Before visiting Greenwich I must admit I wasn’t sure what GMT stood for, I just knew it was the local time zone for London during the late Fall/Winter months. Coming from America’s Midwest, we are on the Eastern Standard Time (EST) or Central Standard Time (CST), depending on where you are. But my husband’s curiosity lead us on an adventure one sunny weekend day, and after a Tube and boat ride, we were in Greenwich.
Charles II built the Royal Observatory in 1675, and appointed the first Astronomer Royale, John Flamsteed, to help solve the ‘riddle of longitude.’ The Flamsteed House, the original structure, was designed by Sir Christopher Wren and was the first purpose built scientific research center in Britain.
As British mariners became more advanced, they would begin to use the Greenwich meridian to calculate their longitudes. This idea caught on with other sailors, as they began to use the Greenwich meridian as a time reference. So you could say that GMT is the official “beginning of time.” Every other time zone began to be measured against it. So, for example, our EST in America is often quoted as “GMT minus 5.”

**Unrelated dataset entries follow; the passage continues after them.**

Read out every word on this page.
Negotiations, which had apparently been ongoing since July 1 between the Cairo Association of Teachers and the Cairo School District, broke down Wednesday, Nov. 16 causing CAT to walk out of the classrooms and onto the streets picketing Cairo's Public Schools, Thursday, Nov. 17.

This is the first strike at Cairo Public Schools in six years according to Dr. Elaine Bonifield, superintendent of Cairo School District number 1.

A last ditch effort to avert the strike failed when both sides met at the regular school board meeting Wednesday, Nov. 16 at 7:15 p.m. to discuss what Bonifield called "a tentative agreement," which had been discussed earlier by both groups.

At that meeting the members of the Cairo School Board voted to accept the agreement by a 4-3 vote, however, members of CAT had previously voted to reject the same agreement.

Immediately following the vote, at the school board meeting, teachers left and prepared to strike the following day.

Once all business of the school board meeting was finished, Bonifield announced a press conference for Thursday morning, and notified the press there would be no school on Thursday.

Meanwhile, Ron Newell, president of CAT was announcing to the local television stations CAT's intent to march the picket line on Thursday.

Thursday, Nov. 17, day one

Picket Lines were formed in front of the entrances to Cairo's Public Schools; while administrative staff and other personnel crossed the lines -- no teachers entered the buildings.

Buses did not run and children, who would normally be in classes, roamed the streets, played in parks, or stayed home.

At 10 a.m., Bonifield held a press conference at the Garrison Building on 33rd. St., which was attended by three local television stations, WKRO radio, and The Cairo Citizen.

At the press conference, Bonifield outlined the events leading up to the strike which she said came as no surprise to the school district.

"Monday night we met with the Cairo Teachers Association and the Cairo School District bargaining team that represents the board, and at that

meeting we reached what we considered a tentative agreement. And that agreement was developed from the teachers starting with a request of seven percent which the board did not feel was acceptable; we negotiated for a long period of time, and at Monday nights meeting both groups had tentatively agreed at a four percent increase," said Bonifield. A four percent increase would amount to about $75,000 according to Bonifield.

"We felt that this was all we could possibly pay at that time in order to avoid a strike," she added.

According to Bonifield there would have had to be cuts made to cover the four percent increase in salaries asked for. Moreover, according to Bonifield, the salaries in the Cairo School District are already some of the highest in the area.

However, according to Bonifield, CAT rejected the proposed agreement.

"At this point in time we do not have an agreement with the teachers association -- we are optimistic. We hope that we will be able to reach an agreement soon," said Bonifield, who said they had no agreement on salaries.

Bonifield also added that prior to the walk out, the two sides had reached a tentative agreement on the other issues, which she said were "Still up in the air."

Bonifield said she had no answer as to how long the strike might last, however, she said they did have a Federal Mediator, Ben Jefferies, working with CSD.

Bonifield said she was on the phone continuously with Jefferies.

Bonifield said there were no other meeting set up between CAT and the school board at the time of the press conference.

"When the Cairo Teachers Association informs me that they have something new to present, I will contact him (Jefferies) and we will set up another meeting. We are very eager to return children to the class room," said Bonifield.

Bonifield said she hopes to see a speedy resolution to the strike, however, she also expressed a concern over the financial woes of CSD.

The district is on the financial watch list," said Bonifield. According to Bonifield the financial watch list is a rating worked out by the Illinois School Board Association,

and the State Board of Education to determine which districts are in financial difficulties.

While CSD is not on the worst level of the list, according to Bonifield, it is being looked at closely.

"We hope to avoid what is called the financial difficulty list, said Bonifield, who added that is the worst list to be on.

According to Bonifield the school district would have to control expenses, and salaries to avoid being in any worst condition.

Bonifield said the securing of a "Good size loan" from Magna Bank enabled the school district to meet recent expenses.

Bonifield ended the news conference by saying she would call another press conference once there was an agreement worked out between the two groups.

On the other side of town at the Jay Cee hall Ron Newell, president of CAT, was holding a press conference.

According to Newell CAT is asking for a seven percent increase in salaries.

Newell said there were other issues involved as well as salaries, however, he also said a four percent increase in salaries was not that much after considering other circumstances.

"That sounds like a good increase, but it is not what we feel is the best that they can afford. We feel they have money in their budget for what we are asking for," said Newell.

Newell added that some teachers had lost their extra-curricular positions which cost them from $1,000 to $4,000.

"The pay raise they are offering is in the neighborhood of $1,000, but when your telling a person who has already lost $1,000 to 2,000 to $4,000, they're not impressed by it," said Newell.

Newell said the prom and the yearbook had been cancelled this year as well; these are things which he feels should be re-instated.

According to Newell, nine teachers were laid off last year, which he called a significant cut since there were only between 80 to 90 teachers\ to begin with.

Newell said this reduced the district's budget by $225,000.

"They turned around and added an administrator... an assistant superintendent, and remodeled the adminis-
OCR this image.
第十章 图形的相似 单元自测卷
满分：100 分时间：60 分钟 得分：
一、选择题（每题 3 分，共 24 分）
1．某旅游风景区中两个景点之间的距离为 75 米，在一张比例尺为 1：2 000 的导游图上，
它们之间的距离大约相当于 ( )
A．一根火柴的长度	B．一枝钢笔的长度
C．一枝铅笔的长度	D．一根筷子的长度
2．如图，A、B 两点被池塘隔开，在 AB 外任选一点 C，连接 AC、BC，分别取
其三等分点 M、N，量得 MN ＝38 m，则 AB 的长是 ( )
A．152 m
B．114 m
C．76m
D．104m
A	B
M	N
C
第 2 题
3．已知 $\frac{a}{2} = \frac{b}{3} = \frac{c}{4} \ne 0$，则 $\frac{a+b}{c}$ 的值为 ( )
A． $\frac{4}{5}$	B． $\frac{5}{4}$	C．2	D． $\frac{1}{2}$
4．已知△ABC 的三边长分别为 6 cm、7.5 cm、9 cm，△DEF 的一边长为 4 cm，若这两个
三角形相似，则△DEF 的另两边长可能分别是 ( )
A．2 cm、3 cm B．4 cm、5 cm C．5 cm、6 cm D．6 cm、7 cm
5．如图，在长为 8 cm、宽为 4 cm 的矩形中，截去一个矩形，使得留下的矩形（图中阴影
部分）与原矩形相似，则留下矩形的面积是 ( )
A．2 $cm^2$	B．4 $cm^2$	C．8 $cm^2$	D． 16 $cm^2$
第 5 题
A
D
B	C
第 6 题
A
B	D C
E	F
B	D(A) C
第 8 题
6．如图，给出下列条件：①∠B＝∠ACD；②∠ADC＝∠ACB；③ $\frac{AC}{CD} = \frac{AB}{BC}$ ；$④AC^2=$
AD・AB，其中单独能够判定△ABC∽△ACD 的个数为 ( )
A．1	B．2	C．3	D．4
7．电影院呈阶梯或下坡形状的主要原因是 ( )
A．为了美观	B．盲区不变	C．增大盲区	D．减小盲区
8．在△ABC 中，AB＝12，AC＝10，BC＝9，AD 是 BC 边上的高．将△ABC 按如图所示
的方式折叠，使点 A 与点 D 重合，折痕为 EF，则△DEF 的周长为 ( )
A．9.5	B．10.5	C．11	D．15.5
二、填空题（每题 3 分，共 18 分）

In 1851, the Prime Meridian was established, and in 1884 was adopted by the rest of the world as the official dividing line of the Eastern and Western Hemispheres. So on this spot you can literally stand with one foot in the Western Hemisphere and the other foot in the Eastern Hemisphere. Until 1954, the time observations made in the Greenwich Observatory was what GMT was based on; today, other observatories are used.
I’m not sure what my husband liked best, literally walking over the Prime Meridian that runs through hilly Greenwich Park, or finding a good local brewery nearby.